Pencere… Sunum: Ö y k ü c ü
kendine vereceğin en değerli ödül, sevdiklerinle paylaşacağın sade bir yaşam olmalı;
alacağın en değerli ödülse, mahcup bir gülümseme, iki damla sevinç gözyaşı ya da sessiz bir teşekkür…
çünkü yaşam bir düş; emek vermeli sevgiye, dostluğa, arkadaşlığa…
ve yaşam bir pencere, göz açıp kapayana kadar bakacağın…
bir şeyler kazımalı, iz bırakacak oraya…
zira günün birinde, pencereden bakma süren bittiğinde yaptıkların hatırlanıyorsa , yaşayacaksın hâlâ;
ve eğer bu kubbede kalmışsa senden hoş bir seda bir de evladına onurlu bir isim bırakmışsan ardında,
bil ki ismin kazınmış demektir pencerenin pervazına…
Türkan Saylan, yaşam penceresinin pervazına çok derin izler bırakmış büyük bir insandı… Kardelenlerse onun bizlere hediyesi ve emaneti…
Kardelenler… Kış gelince sıcak diyarlara uçup giden yavru gurbet kuşları gibiydi onlar…
o ilk göçlerinde, hepsi biraz endişeli, hepsi ürkek, ve güzel yuvalarının kokusu burunlarında tüterek, sıla hasretiyle, alışamaya çalıştılar yeni odalarına …
yabancıydılar tabii, bu uçsuz bucaksız şehre, çektiler başlarına battaniyelerini yatakhanede ve ağladılar gizli gizli sessizce…
günler günleri kovalarken bir gün fark ettiler ki artık sabahları çay evdeki gibi tüter olmuştu demlikte,
okul, dersler, öğretmenler, Fahrettin Hoca, kuş cıvıltılı bahçe ve sıcacık yatakhane
kar yağarken bakmak pencereden karşı tepeye; hepsine alışıvermişlerdi işte…
fakat küçüklerden biri epey bir zaman mahzun kaldı,
akşamüstü oldu muydu pencerenin önüne gider güneşin batışını yaşlı gözlerle seyreder dururdu…
sanırdı ki evi, ailesi, kardeşleri hemen pencerenin karşısındaki o tepenin ardında ve koşup gidiverse kavuşuverecekti sanki onlara…
sonra gün geldi, hepsi serpilip büyüdüler ve yine gurbet kuşu olup Anadolu’nun dört bir yanına uçup gittiler
fakat şimdi hepsi biliyor ki okul onların ikinci evi, çocuklar onların kardeşleri, öğretmenler; babaları, anneleri,
ve onlar bizim kızlarımız…
mayıs’ın on dokuzu
Mayıs’ın on dokuzuydu… Okul töreninde bir kardelen, Mustafa Kemal’in kızına yazılmış, Livaneli dizelerini okurken, göz pınarları dopdoluydu.
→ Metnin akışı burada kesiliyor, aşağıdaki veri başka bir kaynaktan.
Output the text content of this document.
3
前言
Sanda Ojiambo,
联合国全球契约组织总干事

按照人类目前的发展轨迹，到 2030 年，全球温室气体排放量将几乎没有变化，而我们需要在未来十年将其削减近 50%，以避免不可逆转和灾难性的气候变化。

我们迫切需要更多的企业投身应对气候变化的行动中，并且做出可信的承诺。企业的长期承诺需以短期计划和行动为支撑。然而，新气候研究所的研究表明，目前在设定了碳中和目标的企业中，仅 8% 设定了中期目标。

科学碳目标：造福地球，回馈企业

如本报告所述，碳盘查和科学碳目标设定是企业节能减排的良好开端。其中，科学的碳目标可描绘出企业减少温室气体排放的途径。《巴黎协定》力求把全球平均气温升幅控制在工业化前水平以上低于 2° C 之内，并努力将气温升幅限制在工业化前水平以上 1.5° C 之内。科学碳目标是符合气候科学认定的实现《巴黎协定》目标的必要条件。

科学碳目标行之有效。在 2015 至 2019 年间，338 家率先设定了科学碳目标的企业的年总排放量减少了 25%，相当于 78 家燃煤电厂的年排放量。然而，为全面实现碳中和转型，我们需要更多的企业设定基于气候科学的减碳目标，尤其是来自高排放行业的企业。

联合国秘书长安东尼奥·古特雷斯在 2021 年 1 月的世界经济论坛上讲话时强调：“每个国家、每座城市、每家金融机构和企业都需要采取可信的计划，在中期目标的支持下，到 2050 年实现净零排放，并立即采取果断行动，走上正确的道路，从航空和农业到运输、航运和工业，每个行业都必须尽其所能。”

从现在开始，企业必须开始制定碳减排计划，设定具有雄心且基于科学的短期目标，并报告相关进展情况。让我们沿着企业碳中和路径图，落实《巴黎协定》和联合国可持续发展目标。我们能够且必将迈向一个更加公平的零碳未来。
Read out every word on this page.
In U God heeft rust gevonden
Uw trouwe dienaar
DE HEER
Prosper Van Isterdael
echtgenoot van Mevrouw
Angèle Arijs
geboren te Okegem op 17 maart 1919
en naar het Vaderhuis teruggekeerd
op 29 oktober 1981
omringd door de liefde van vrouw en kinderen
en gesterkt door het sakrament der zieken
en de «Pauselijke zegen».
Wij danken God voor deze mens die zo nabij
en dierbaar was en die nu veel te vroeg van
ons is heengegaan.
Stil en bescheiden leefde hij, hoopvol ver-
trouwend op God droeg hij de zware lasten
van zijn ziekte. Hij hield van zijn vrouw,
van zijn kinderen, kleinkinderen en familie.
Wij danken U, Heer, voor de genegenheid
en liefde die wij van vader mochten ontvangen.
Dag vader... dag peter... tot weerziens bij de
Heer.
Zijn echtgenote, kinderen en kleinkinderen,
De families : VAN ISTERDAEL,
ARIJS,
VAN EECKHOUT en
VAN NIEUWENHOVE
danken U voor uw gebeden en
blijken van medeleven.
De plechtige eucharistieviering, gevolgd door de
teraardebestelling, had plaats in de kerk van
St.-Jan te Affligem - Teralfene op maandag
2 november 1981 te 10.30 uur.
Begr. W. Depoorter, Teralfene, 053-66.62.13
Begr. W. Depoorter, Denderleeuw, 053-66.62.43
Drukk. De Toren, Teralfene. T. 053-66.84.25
Gün, İstanbul sokaklarında papatya olmak, sevgi seli içinde onun ardından, dimdik umuda yürümek zamanıydı. O güzel dizelerde ozan:
Doğu’da bir köy gördüm dağların arasında, öyle mahzun, çaresiz, kalakalmış. Çıplak kavakları bile hüzünlü kalemler gibi kara saplanmış. Köyün ortasında bir okul Ve tezek sobasıyla ısınmaya çalışan çocuklar.
Bir bıcırık kız, Yanında bir karamuk oğlan. Buz gibi elleri ama gözleri ahu, gözleri ceylan. Adın ne dedim kıza Dedi: Benim adım Türkan. Oğlan ekledi: Benimki de Saylan.
Dedim; Dayan yüreğim dayan. Madem ki bu çocuklar Türkan Madem ki bu çocuklar Saylan Gelecek onlarındır, Gerisi yalan. Değişir bu düzen Döner bu devran. * * * diyordu.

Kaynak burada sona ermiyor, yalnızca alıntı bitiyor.